Persis Solo Segera Boyongan ke Madiun

Para pemain Persis Solo menjalani latihan di Stadion Wilis. (Madiunpos.com/Abdul Jalil)
14 April 2019 15:25 WIB Ivan Andimuhtarom Indonesia Share :

Solopos.com, SOLO - Para suporter setia Persis Solo yang ada di Kota Solo dan sekitarnya tak bisa lagi dengan leluasa melihat para pemain Laskar Sambernyawa berlatih. Bahkan, mereka mungkin tak bisa setiap saat memberikan dukungan pada tim kesayangan saat tim itu berlaga di Liga 2 musim 2019. Pasalnya, tim itu bakal hijrah ke Kota Madiun setelah Pemilu 2019.

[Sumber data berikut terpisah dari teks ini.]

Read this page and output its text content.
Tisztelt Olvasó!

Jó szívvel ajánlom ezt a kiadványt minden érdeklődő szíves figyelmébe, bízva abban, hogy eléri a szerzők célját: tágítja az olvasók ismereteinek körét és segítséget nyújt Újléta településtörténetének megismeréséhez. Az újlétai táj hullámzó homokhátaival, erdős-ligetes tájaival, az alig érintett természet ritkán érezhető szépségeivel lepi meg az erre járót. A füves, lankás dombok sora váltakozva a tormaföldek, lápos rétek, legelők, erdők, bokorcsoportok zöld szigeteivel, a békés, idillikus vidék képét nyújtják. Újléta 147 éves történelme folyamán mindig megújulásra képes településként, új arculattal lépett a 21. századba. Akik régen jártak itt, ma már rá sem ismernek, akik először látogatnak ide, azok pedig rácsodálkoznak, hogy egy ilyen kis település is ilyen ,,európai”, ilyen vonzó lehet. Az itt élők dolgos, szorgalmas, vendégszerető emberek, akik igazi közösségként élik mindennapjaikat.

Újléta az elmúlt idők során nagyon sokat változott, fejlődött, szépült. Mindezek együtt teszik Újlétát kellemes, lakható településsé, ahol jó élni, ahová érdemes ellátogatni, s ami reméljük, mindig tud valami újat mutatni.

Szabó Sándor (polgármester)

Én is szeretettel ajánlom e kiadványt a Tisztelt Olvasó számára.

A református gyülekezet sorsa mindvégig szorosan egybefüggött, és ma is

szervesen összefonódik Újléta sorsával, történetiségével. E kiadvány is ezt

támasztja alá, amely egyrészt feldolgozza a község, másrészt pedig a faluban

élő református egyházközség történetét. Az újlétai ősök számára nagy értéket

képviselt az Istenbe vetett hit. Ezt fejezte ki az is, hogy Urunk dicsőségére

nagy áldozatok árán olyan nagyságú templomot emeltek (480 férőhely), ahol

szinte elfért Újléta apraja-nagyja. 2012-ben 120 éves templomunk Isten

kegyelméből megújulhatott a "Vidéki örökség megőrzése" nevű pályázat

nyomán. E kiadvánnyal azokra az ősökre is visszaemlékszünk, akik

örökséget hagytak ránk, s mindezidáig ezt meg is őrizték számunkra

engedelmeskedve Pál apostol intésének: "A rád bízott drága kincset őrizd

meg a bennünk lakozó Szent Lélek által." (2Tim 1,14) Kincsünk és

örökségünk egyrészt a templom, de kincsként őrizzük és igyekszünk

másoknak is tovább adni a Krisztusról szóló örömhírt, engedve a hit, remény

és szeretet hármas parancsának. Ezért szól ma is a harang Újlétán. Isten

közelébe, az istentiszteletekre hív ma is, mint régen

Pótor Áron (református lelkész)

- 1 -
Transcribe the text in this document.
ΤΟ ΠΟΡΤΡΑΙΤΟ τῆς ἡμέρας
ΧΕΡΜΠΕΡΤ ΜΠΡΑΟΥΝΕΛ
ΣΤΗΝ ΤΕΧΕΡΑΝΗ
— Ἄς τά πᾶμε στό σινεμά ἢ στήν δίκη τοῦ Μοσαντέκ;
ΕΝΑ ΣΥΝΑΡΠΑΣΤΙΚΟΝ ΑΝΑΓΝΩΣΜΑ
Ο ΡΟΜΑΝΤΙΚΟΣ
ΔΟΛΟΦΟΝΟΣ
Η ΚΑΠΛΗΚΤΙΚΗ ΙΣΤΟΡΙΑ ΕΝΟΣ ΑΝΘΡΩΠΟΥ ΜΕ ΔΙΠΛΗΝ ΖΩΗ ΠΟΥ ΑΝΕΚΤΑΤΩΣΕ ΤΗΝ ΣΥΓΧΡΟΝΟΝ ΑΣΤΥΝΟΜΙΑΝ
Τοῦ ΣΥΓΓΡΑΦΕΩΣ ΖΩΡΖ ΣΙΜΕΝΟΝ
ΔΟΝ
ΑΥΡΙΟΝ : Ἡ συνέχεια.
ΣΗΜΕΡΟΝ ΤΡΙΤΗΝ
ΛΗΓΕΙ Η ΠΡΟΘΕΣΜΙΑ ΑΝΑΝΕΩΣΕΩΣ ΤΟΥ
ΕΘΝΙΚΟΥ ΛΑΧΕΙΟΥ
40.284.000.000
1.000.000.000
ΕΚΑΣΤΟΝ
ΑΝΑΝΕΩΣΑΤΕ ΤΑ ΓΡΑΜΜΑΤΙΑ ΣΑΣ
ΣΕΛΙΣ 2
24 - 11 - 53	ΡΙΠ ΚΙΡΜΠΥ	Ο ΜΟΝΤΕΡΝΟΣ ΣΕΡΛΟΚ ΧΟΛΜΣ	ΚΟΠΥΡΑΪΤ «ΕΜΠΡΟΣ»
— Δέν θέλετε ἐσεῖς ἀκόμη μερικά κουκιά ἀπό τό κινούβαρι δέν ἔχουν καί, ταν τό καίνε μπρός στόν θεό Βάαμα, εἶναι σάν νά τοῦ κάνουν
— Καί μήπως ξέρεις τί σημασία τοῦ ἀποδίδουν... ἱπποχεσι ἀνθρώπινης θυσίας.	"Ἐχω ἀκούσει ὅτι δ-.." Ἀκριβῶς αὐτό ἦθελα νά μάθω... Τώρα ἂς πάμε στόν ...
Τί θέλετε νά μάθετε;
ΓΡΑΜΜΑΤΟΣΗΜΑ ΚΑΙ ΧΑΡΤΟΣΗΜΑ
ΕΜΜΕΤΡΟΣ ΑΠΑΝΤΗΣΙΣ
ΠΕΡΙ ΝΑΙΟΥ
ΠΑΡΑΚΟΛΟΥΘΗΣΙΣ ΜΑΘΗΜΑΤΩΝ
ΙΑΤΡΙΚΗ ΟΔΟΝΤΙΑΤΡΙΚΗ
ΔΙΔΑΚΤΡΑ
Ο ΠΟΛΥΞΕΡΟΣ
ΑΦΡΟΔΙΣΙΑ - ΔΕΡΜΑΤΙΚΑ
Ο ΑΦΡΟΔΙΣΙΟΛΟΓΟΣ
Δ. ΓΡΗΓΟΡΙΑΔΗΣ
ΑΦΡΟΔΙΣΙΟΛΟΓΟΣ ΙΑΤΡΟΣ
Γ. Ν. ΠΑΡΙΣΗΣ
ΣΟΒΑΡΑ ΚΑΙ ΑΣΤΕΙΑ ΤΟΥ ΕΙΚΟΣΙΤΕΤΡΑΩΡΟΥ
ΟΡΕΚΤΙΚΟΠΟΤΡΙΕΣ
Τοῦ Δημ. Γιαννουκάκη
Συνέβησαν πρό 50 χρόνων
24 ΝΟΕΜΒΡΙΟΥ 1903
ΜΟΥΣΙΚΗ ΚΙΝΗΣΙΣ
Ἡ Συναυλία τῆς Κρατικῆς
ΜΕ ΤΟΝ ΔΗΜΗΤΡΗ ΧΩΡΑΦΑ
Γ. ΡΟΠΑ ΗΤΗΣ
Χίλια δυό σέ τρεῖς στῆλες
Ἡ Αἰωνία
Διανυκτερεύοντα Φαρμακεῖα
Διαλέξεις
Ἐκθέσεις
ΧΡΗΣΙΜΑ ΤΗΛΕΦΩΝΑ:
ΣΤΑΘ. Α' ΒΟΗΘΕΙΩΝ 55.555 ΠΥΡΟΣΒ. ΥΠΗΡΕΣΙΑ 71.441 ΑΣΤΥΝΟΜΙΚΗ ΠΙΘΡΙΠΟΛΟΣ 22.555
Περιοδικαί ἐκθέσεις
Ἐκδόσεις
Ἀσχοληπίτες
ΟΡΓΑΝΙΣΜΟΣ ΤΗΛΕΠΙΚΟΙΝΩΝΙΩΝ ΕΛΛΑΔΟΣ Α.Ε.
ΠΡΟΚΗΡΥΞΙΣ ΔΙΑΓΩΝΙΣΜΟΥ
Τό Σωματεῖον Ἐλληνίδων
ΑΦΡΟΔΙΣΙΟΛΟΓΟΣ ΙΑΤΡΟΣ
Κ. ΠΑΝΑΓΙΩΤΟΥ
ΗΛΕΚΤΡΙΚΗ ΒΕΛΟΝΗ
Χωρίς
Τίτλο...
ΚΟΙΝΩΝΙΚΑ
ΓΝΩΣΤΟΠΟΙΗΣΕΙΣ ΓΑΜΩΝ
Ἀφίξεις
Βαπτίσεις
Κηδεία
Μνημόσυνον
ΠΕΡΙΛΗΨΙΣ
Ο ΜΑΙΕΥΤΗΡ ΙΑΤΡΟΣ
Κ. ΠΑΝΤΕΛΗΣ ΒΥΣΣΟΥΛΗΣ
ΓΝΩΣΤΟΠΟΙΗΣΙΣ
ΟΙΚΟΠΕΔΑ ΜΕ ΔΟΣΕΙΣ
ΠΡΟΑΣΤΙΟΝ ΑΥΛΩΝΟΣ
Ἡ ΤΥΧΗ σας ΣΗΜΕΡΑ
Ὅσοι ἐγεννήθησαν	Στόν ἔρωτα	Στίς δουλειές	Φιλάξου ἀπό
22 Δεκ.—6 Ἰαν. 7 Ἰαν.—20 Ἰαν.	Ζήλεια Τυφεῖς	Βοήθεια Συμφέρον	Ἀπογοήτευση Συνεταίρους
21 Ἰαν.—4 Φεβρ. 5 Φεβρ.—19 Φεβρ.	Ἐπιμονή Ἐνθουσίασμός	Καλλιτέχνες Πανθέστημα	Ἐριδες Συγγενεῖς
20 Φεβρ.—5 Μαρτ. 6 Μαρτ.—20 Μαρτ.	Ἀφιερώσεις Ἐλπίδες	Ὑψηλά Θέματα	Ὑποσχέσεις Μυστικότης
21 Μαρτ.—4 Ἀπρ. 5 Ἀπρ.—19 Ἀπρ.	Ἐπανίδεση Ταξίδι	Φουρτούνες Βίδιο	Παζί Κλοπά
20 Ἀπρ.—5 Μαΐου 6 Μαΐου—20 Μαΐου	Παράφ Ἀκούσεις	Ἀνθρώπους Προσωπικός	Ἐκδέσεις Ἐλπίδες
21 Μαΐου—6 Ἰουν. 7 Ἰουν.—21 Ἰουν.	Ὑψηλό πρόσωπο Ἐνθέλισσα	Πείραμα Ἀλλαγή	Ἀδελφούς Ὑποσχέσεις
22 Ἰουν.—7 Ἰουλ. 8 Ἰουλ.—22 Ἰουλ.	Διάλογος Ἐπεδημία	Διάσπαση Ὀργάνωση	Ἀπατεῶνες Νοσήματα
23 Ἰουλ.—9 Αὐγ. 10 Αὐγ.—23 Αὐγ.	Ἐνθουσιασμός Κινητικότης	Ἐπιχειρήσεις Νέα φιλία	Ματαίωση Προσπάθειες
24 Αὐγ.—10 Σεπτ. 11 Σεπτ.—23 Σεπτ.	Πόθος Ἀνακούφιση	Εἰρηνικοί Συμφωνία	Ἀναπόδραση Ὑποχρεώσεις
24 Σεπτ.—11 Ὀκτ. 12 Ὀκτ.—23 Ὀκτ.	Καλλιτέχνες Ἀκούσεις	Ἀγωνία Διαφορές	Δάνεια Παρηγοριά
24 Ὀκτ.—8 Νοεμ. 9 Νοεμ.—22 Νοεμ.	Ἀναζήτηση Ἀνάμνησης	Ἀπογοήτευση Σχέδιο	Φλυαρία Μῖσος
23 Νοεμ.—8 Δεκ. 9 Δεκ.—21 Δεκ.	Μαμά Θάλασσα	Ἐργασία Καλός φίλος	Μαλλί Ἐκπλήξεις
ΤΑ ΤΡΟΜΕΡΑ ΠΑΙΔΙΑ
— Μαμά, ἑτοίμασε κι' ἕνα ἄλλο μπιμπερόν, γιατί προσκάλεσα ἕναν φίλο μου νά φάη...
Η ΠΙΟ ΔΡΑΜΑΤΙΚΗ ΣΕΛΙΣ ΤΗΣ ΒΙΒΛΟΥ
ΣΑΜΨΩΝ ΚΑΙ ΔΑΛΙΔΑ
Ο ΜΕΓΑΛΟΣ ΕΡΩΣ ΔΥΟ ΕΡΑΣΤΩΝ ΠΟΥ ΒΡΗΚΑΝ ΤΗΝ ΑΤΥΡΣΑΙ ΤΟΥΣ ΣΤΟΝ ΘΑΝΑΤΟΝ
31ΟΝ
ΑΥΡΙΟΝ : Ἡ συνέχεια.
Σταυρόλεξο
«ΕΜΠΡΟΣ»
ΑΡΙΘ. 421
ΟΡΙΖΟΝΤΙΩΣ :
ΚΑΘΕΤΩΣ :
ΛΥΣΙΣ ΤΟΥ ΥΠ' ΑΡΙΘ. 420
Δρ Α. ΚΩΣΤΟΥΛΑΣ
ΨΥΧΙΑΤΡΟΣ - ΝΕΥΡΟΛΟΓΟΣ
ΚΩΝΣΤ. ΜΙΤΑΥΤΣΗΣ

Kepindahan Tegar Hening Pangestu dkk., tak lain karena manajemen telah memutuskan kembali menggunakan Stadion Wilis sebagai stadion kandang Persis selama mengikuti Liga 2 Indonesia musim 2019. Manajemen mengambil keputusan itu setelah upaya memanfaatkan Stadion Maguwoharjo, Sleman, DIY, gagal direalisasikan. 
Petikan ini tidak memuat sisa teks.